Um Vorzieheffekte zu vermeiden, will die Politik die Fördersätze im kommenden Jahr um fünf Prozent kürzen, was Güsewell aber für höchst problematisch hält. Dies treffe viele Projekte, bei denen alle Entwicklungskosten bereits angefallen und die Verträge mit Herstellern bereits abgeschlossen seien. Weil es kaum noch möglich sei, die Kosten zu senken, schlage diese nachträgliche Kürzung voll auf die Kalkulationen durch. Das habe „nichts mit nachhaltiger Kostensenkung zu tun, sondern dient allein der Abschreckung“. Es drohe ein erheblicher Vertrauensverlust.

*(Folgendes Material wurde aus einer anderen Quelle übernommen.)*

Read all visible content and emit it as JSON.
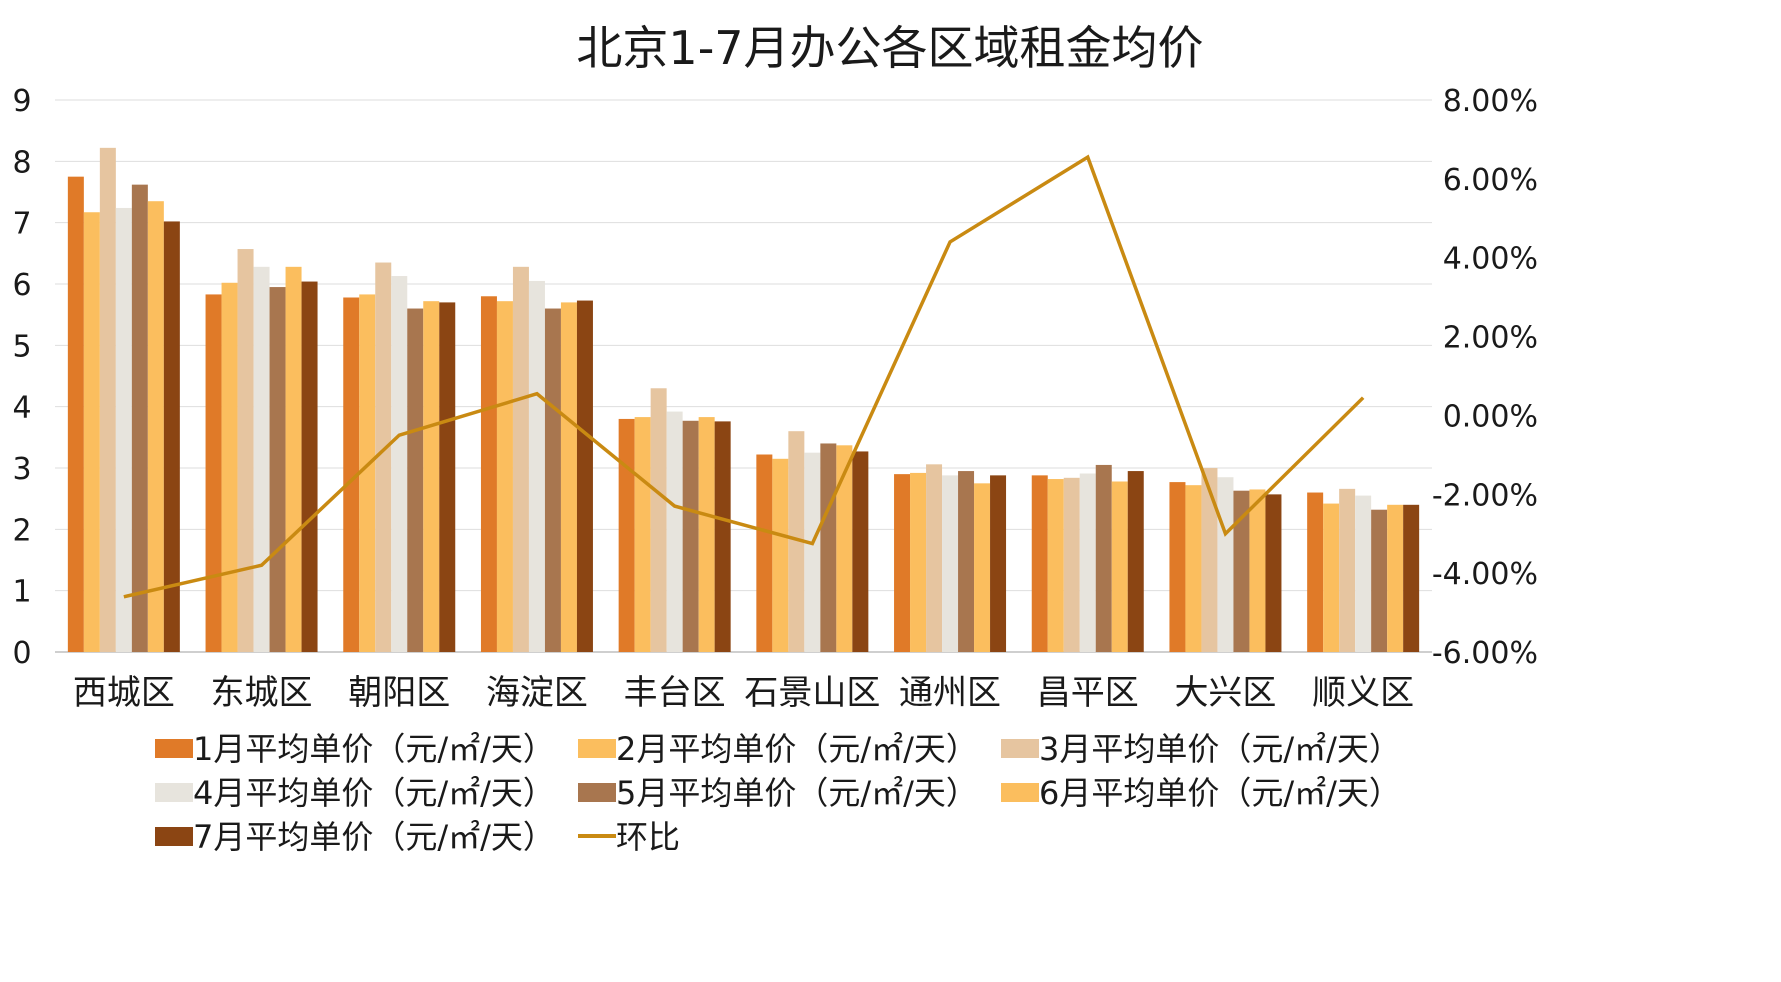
{
  "chart_data": {
    "type": "bar",
    "title": "北京1-7月办公各区域租金均价",
    "categories": [
      "西城区",
      "东城区",
      "朝阳区",
      "海淀区",
      "丰台区",
      "石景山区",
      "通州区",
      "昌平区",
      "大兴区",
      "顺义区"
    ],
    "ylim": [
      0,
      9
    ],
    "yticks": [
      "0",
      "1",
      "2",
      "3",
      "4",
      "5",
      "6",
      "7",
      "8",
      "9"
    ],
    "y2lim": [
      -6,
      8
    ],
    "y2ticks": [
      "-6.00%",
      "-4.00%",
      "-2.00%",
      "0.00%",
      "2.00%",
      "4.00%",
      "6.00%",
      "8.00%"
    ],
    "grid": true,
    "legend_position": "bottom",
    "series": [
      {
        "name": "1月平均单价（元/㎡/天）",
        "type": "bar",
        "color": "#E07A28",
        "values": [
          7.75,
          5.83,
          5.78,
          5.8,
          3.8,
          3.22,
          2.9,
          2.88,
          2.77,
          2.6
        ]
      },
      {
        "name": "2月平均单价（元/㎡/天）",
        "type": "bar",
        "color": "#FBBE5E",
        "values": [
          7.17,
          6.02,
          5.83,
          5.72,
          3.83,
          3.15,
          2.92,
          2.82,
          2.72,
          2.42
        ]
      },
      {
        "name": "3月平均单价（元/㎡/天）",
        "type": "bar",
        "color": "#E6C5A0",
        "values": [
          8.22,
          6.57,
          6.35,
          6.28,
          4.3,
          3.6,
          3.06,
          2.84,
          3.0,
          2.66
        ]
      },
      {
        "name": "4月平均单价（元/㎡/天）",
        "type": "bar",
        "color": "#E7E4DD",
        "values": [
          7.24,
          6.28,
          6.13,
          6.05,
          3.92,
          3.25,
          2.88,
          2.91,
          2.85,
          2.55
        ]
      },
      {
        "name": "5月平均单价（元/㎡/天）",
        "type": "bar",
        "color": "#A8764F",
        "values": [
          7.62,
          5.95,
          5.6,
          5.6,
          3.77,
          3.4,
          2.95,
          3.05,
          2.63,
          2.32
        ]
      },
      {
        "name": "6月平均单价（元/㎡/天）",
        "type": "bar",
        "color": "#FBBE5E",
        "values": [
          7.35,
          6.28,
          5.72,
          5.7,
          3.83,
          3.37,
          2.75,
          2.78,
          2.65,
          2.4
        ]
      },
      {
        "name": "7月平均单价（元/㎡/天）",
        "type": "bar",
        "color": "#8B4513",
        "values": [
          7.02,
          6.04,
          5.7,
          5.73,
          3.76,
          3.27,
          2.88,
          2.95,
          2.57,
          2.4
        ]
      },
      {
        "name": "环比",
        "type": "line",
        "axis": "right",
        "color": "#C98A12",
        "values": [
          -4.6,
          -3.8,
          -0.5,
          0.55,
          -2.3,
          -3.25,
          4.4,
          6.55,
          -3.0,
          0.45
        ]
      }
    ]
  }
}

Deutliche Auswirkungen wird die geplante Änderung, die unter den Parteien bisher sehr umstritten ist und noch durch den Bundestag muss, auch für Bürgergenossenschaften haben, die zum Beispiel gemeinsam Windräder betreiben. Trotz der Erleichterungen im Ausschreibungsverfahren dürften an deren Kapitalkraft und an die Fähigkeit, Risiken zu kalkulieren, höhere Anforderungen als bisher gestellt werden, so Güsewell. Auch könnten sich für sie Schwierigkeiten ergeben, Lieferanten zu finden, weil sie sich angesichts des Kostendrucks in Ausschreibungsverfahren genauer überlegen müssten, für welche Projekte sie überhaupt ein – aufwendig zu erstellendes – Angebot einreichen. Hier böten sich Kooperationen mit großen Energieversorgern wie der EnBW an, bei denen die Bürgergenossenschaften ihre lokale Vernetzung und die Versorger ihre Kompetenz beim Risiko- und Projektmanagement einbringen. Der schärfere Wettbewerb um Fördermittel müsse daher nicht zur Verdrängung von Bürgergenossenschaften führen.